The cemetery next to the railway museum is immaculately kept by the commonwealth war graves commission staff. The Dutch/Australian/British (and several Canadians) are mostly here or another local cemetery, the smaller amount of American bodies were repatriated.

The main cemetary for the POW dead. Immaculately kept by the local staff of the Commonwealth War Graves Commission

It was in a resulting somber mood that I rode back to Bangkok a couple hours later, checked into the old standby and started packing my bag a bit more thoroughly to head out for Hong Kong the next evening. Interestingly when I grabbed my last dinner later that night I went to the same very good restaurant near the hotel as I’d gone to at the start of the trip and after another good meal the owner said “You were here a month ago yes? At that table?” which I confirmed with a laugh. She asked me how I’d liked thailand, what I’d seen, would I be back…

After thinking about that I couldn’t help but think about some of the things I’m going to miss about Thailand.
-Amazing cheap food
-Incredibly friendly people
-The beautiful varied countryside
-Fresh pineapple and golden mango
-The weather
-Elephants
-Beaches
-Cheap smoothies everywhere
-New places and the freedom to choose where I was going next on the fly

Some things I won’t miss about the trip:
-Horribly aggressive touts
-Being yelled at in Thai loudly either by the above or by massage parlour ladies or various others
-Always being sweaty because I’m not built for +38
-Chinese tour groups (less because of their ubiquity and more because they appear to be filled with people who always talk with volume set at 10, screaming across places that should be dedicated to quiet contemplation)
-The rudeness of the large groups of Russian tourists
-The truly ridiculous number of thai people that clearly suffer from having broken legs badly set as children, it’s really distressing
-Firm guest house beds, things were definitely better overall than last big trip’s mostly hostel experience but still.

Still lost in these thoughts the next morning I ran into yet another thing that confused me. For the umpteenth time this trip there were mothers with small children hanging out in the restaurant. I don’t really get bringing small children in general on a trip like that… I mean from here to mexico or whatever when you’re just chilling on a beach most of the time and want to get away why not, but a trip that takes multiple long flights from almost anywhere and is generally about moving around exploring?
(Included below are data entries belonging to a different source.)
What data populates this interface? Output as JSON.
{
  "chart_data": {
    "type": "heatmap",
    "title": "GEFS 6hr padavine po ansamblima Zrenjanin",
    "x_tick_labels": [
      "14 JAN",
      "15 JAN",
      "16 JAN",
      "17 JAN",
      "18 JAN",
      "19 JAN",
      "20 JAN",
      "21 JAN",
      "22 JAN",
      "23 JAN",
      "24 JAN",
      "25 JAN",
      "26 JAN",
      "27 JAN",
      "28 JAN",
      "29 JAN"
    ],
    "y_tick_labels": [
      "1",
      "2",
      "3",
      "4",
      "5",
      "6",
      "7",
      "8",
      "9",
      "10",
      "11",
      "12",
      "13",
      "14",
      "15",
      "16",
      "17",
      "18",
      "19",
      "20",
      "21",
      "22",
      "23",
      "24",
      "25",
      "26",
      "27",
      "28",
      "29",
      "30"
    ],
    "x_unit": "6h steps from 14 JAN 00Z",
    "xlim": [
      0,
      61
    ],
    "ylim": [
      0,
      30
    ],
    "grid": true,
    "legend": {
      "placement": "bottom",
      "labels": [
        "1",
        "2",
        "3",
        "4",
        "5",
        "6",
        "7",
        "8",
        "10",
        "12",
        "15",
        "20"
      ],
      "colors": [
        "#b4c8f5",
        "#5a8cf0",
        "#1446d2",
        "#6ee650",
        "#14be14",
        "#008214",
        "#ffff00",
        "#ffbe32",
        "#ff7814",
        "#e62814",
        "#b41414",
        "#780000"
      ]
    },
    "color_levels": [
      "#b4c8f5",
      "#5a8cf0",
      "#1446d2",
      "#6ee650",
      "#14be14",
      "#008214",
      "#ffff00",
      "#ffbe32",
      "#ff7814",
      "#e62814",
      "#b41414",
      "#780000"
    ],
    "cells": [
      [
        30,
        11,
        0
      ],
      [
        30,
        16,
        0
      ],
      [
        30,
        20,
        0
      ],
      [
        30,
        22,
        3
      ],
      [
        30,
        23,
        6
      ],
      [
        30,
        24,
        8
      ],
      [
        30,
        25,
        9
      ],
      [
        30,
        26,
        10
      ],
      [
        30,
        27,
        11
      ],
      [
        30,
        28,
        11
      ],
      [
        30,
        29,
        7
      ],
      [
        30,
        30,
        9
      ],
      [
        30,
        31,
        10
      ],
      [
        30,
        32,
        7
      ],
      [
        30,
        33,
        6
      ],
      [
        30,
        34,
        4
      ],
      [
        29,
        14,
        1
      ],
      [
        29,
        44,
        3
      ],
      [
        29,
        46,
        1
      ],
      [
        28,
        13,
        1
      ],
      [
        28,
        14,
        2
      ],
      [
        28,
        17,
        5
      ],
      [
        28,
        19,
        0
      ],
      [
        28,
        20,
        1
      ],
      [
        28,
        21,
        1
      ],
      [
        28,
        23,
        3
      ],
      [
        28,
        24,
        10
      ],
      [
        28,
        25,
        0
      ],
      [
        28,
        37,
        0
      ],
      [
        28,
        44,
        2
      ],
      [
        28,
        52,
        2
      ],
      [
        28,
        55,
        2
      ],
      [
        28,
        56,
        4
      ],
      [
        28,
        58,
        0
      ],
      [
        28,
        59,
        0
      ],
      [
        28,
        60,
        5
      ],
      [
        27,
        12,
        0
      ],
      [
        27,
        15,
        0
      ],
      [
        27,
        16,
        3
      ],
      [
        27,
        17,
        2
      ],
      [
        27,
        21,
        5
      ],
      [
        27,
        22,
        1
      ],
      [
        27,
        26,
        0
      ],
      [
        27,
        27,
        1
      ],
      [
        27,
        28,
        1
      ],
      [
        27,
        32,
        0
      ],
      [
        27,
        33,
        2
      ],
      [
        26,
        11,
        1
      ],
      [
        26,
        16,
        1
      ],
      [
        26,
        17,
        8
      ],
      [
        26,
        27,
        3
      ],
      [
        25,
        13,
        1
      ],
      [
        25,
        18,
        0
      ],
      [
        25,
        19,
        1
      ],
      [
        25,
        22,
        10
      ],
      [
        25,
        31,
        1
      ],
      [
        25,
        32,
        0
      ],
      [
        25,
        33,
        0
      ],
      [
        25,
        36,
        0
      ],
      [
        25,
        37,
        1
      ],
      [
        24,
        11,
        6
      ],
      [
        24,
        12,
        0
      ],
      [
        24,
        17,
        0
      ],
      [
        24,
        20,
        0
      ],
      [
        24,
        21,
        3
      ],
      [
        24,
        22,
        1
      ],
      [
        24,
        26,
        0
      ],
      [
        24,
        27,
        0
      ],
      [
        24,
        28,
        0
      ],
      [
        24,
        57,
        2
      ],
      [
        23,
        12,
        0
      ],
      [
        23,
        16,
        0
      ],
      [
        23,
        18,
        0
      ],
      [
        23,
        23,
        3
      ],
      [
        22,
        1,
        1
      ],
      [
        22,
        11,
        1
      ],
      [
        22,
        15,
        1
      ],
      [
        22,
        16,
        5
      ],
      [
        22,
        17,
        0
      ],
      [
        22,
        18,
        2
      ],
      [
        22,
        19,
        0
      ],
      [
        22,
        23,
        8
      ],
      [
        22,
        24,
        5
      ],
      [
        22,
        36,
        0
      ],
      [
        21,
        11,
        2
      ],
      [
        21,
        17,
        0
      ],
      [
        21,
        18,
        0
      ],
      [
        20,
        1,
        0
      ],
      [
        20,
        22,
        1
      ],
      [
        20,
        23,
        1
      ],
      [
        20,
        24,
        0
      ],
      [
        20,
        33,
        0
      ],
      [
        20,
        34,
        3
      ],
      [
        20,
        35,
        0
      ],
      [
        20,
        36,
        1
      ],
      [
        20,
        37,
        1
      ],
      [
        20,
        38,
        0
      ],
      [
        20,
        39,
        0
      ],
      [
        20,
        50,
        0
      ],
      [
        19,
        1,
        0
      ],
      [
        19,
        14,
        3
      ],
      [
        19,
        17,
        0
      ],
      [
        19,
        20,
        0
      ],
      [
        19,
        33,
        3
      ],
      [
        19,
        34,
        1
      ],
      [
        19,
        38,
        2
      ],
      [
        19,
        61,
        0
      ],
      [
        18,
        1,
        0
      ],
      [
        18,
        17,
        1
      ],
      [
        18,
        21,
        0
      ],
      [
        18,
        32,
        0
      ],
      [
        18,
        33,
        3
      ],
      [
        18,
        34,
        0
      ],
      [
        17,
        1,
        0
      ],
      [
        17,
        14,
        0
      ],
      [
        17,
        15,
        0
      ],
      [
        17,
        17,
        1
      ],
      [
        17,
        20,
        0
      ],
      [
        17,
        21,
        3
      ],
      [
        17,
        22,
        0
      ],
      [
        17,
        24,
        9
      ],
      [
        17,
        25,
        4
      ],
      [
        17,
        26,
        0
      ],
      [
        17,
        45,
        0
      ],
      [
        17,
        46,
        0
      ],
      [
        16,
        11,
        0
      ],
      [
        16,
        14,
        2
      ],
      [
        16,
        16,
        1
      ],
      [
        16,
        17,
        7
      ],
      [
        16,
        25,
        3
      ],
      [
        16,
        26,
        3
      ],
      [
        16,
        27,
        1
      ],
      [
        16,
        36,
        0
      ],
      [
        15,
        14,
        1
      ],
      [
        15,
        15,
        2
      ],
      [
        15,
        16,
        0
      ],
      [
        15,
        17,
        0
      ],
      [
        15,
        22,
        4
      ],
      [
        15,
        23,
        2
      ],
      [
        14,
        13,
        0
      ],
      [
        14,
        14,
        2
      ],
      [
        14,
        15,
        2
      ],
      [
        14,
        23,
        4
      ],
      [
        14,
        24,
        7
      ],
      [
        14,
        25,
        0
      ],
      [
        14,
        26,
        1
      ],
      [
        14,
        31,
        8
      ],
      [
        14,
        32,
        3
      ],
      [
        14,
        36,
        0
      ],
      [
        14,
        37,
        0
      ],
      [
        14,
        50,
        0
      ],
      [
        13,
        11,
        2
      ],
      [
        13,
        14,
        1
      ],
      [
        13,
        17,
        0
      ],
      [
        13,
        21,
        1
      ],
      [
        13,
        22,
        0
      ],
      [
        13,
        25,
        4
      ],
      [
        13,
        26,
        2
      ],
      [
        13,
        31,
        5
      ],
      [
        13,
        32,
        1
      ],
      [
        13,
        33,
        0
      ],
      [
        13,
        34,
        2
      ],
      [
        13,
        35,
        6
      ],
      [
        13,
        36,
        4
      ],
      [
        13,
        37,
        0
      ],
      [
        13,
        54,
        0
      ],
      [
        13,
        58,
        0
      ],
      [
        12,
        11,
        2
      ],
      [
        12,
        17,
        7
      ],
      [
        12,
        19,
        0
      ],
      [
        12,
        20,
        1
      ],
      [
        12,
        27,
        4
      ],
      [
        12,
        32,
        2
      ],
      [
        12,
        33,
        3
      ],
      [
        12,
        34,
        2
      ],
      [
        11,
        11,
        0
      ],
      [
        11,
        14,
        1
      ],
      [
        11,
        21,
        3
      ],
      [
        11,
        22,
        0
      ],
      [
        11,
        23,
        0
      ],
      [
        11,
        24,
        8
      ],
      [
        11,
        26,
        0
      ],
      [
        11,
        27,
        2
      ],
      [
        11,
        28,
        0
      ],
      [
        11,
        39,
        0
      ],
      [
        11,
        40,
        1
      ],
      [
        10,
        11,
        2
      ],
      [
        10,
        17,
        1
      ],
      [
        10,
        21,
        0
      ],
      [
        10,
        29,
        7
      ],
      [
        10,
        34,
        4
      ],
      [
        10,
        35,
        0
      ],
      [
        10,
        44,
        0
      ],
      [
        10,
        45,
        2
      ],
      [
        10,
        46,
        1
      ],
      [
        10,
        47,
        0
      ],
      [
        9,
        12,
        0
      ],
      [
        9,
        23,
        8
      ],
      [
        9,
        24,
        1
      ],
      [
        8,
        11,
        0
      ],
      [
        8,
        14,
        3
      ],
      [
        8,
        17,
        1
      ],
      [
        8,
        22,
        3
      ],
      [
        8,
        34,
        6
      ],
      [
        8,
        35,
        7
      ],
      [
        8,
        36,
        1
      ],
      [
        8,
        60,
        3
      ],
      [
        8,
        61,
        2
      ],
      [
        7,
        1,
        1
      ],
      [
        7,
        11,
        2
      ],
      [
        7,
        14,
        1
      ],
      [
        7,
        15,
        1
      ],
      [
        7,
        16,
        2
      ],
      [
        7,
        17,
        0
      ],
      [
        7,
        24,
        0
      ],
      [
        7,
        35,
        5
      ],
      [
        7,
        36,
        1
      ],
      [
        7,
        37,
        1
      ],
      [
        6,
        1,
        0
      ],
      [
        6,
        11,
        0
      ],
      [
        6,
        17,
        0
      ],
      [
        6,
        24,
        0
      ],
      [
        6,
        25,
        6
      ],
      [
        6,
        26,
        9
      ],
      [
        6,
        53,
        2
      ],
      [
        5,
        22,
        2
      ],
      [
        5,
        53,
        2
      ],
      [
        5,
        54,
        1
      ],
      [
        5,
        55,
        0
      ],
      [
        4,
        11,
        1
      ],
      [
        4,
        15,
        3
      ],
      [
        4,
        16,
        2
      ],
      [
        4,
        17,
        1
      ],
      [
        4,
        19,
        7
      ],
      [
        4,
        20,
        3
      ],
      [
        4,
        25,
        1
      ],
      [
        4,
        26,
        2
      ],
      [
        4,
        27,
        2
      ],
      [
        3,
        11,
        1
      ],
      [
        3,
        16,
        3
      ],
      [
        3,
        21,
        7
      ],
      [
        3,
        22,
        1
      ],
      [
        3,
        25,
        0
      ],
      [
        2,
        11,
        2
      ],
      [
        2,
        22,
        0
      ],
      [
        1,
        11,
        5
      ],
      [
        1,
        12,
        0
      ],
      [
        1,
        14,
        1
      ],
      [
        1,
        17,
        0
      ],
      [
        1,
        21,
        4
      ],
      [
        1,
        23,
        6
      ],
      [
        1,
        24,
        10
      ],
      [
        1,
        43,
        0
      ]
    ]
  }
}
I mean to each their own but this pair of moms stuck out because of their particularly young kids, both at most 9 months old I would guess. I mean if nothing else if I was travelling with children that young I’d probably want to do so on a budget where I wasn’t having to stay at my guesthouse. I mean it’s fine for a few nights but not really for dealing with an infant.

As I was puzzling that out I got some breakfast theatre in the form of a British couple who appeared to be the model for the Queen of the Harpies couple from the couples retreat episode of the Simpsons. They got into a barely restrained screaming match at one point over something to do with their backyard and a neighbour and after she eventually him a “Useless festering pile of boring shit” the man took off for about half an hour while she sat there eating pancakes. They got back into it when he returned but it was time for me to begin my journey to the airport via the airport train this time (mostly because it worked out to be a bit cheaper as a solo traveller and I didn’t want to take out more money since it would have been a $6-8 transaction fee to take out the extra $20 for a cab.)

With that it was farewell to Thailand. I don’t think there’s any question in my mind that I’ll be back before too much time passes.